Aussitôt, il me serre contre lui, ses bras s'enroulent autour de mes hanches et c'est tout naturellement que j'entoure son cou des miens pour lui rendre son étreinte. Il cache son visage contre mon cou et je l'entends prendre une profonde inspiration, comme s'il se délectait de mon odeur. "Je suis désolé de t'avoir oublié." J'ai l'impression d'avoir mal compris, mais mon cerveau sait déjà et je retiens difficilement mes larmes. Il me serre un peu plus fort contre lui, comme pour se faire pardonner les moments difficiles que j'ai vécu, mais je ne lui en veux pas, je sais très bien que ce n'est pas de sa faute.

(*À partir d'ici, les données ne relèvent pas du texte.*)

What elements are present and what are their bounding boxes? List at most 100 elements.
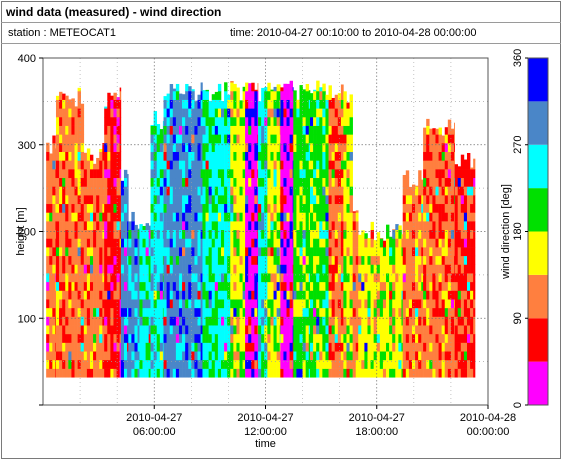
data-cell <box>217 151 222 161</box>
data-cell <box>429 134 433 144</box>
data-cell <box>334 177 339 187</box>
data-cell <box>408 212 413 222</box>
data-cell <box>438 316 442 326</box>
data-cell <box>156 316 161 326</box>
data-cell <box>466 169 471 179</box>
data-cell <box>188 273 192 283</box>
data-cell <box>205 264 209 274</box>
data-cell <box>52 368 56 378</box>
data-cell <box>197 94 201 100</box>
data-cell <box>150 299 154 309</box>
data-cell <box>227 229 231 239</box>
data-cell <box>280 264 284 274</box>
data-cell <box>280 333 284 343</box>
data-cell <box>313 186 317 196</box>
data-cell <box>421 221 424 231</box>
data-cell <box>273 368 277 378</box>
data-cell <box>313 203 317 213</box>
data-cell <box>296 238 300 248</box>
data-cell <box>310 125 314 135</box>
data-cell <box>116 325 120 335</box>
data-cell <box>188 125 192 135</box>
data-cell <box>435 177 439 187</box>
data-cell <box>296 316 300 326</box>
data-cell <box>200 247 203 257</box>
data-cell <box>280 299 284 309</box>
data-cell <box>107 290 111 300</box>
data-cell <box>280 99 284 109</box>
data-cell <box>316 359 320 369</box>
data-cell <box>242 212 246 222</box>
data-cell <box>310 281 314 291</box>
data-cell <box>230 125 234 135</box>
data-cell <box>418 203 422 213</box>
data-cell <box>473 299 476 309</box>
data-cell <box>248 247 252 257</box>
data-cell <box>418 342 422 352</box>
data-cell <box>99 333 103 343</box>
data-cell <box>415 299 419 309</box>
data-cell <box>74 299 78 309</box>
data-cell <box>432 281 436 291</box>
data-cell <box>104 160 108 170</box>
data-cell <box>286 247 290 257</box>
data-cell <box>334 160 339 170</box>
data-cell <box>441 351 446 361</box>
data-cell <box>447 238 452 248</box>
data-cell <box>131 255 135 265</box>
data-cell <box>276 195 281 205</box>
data-cell <box>346 221 350 231</box>
data-cell <box>411 359 416 369</box>
data-cell <box>55 264 57 274</box>
data-cell <box>283 368 287 378</box>
data-cell <box>322 255 326 265</box>
data-cell <box>325 177 329 187</box>
data-cell <box>379 299 384 309</box>
data-cell <box>205 247 209 257</box>
data-cell <box>386 281 390 291</box>
data-cell <box>296 203 300 213</box>
data-cell <box>83 307 88 317</box>
data-cell <box>110 177 114 187</box>
data-cell <box>423 368 427 378</box>
data-cell <box>221 342 225 352</box>
data-cell <box>71 342 75 352</box>
data-cell <box>162 359 164 369</box>
data-cell <box>367 368 371 378</box>
data-cell <box>123 290 128 300</box>
data-cell <box>340 134 344 144</box>
data-cell <box>123 195 128 205</box>
data-cell <box>119 229 122 239</box>
data-cell <box>454 229 459 239</box>
colorbar-tick-label: 270 <box>512 136 524 154</box>
data-cell <box>296 143 300 152</box>
data-cell <box>242 359 246 369</box>
data-cell <box>211 316 216 326</box>
data-cell <box>119 203 122 213</box>
data-cell <box>305 125 310 135</box>
data-cell <box>65 368 69 378</box>
data-cell <box>123 229 128 239</box>
data-cell <box>328 299 332 309</box>
data-cell <box>343 143 347 152</box>
data-cell <box>343 108 347 118</box>
data-cell <box>392 238 396 248</box>
data-cell <box>142 273 146 283</box>
data-cell <box>188 177 192 187</box>
data-cell <box>319 255 323 265</box>
data-cell <box>364 290 368 300</box>
data-cell <box>169 368 174 378</box>
data-cell <box>438 281 442 291</box>
colorbar-bin <box>528 58 548 102</box>
data-cell <box>128 255 132 265</box>
data-cell <box>221 125 225 135</box>
data-cell <box>283 351 287 361</box>
data-cell <box>148 359 151 369</box>
data-cell <box>178 134 183 144</box>
data-cell <box>376 238 381 248</box>
data-cell <box>293 325 297 335</box>
data-cell <box>59 134 63 144</box>
data-cell <box>296 151 300 161</box>
data-cell <box>305 143 310 152</box>
data-cell <box>119 333 122 343</box>
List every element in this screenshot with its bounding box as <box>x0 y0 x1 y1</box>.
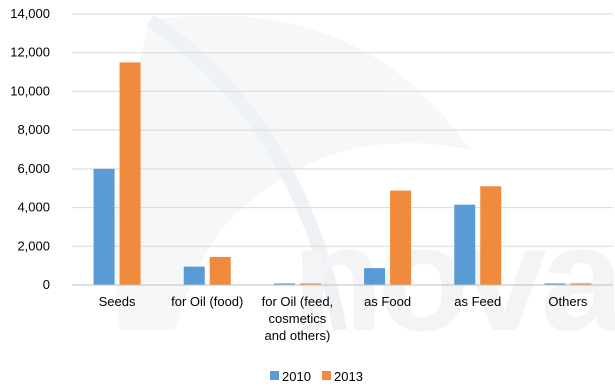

C'est à mon tour de me cacher contre son cou, complètement submergé par les émotions. J'ai peur de rêver, j'ai peur de me réveiller et d'être seul devant ma petite table. Pourtant, la chaleur de sa peau contre ma joue et l'odeur de son parfum sont beaucoup trop réelles pour que ce soit un rêve. "Tu te souviens de tout ?" Je l'entends renifler et je me rends compte que l'on pleure tous les deux.
Il secoue rapidement la tête et je fronce les sourcils un peu perdu. "Je me souviens de toi, juste de toi." Sa réponse me suffit, même si ses souvenirs doivent être un peu flou, je m'en contenterai, je ne suis plus un inconnu pour lui et c'est tout ce qui compte pour moi. "Maman m'a cuisiné un Massaman et... je me suis rappelé de ce jour-là, quand on a fait l'amour pour la première fois. Ensuite, les souvenirs sont revenus petit à petit et tout à l'heure quand je t'ai croisé... j'ai su."
Je me note à moi-même que je dois absolument remercier sa mère. Sans elle, sans sa cuisine, alors il ne serait pas dans mes bras actuellement. "Est-ce que... tu m'aimes toujours ?" Je ne sais pas si je survivrai si ce baiser n'était en fait qu'un baiser d'adieu, alors je préfère l'imaginer me quitter définitivement plutôt que de me faire de faux espoirs.
"J'ai l'impression que je t'aime encore plus qu'avant. Et toi ?"
C'est une explosion de joie à l'intérieur de mon cœur et je me redresse pour pouvoir le regarder avec amour et douceur. Je prends son visage entre mes mains pour que l'on puisse se regarder. Je caresse un instant ses joues avec mes pouces avant de lui sourire. "Je n'ai jamais cessé de t'aimer." Sur ces mots, je l'embrasse avec tout l'amour que je ressens pour lui, même s'il ne se souvient pas de tout, même si tout ne sera pas facile au cours des prochains mois, je suis sûr d'une chose, je ne le laisserai plus jamais s'éloigner de moi.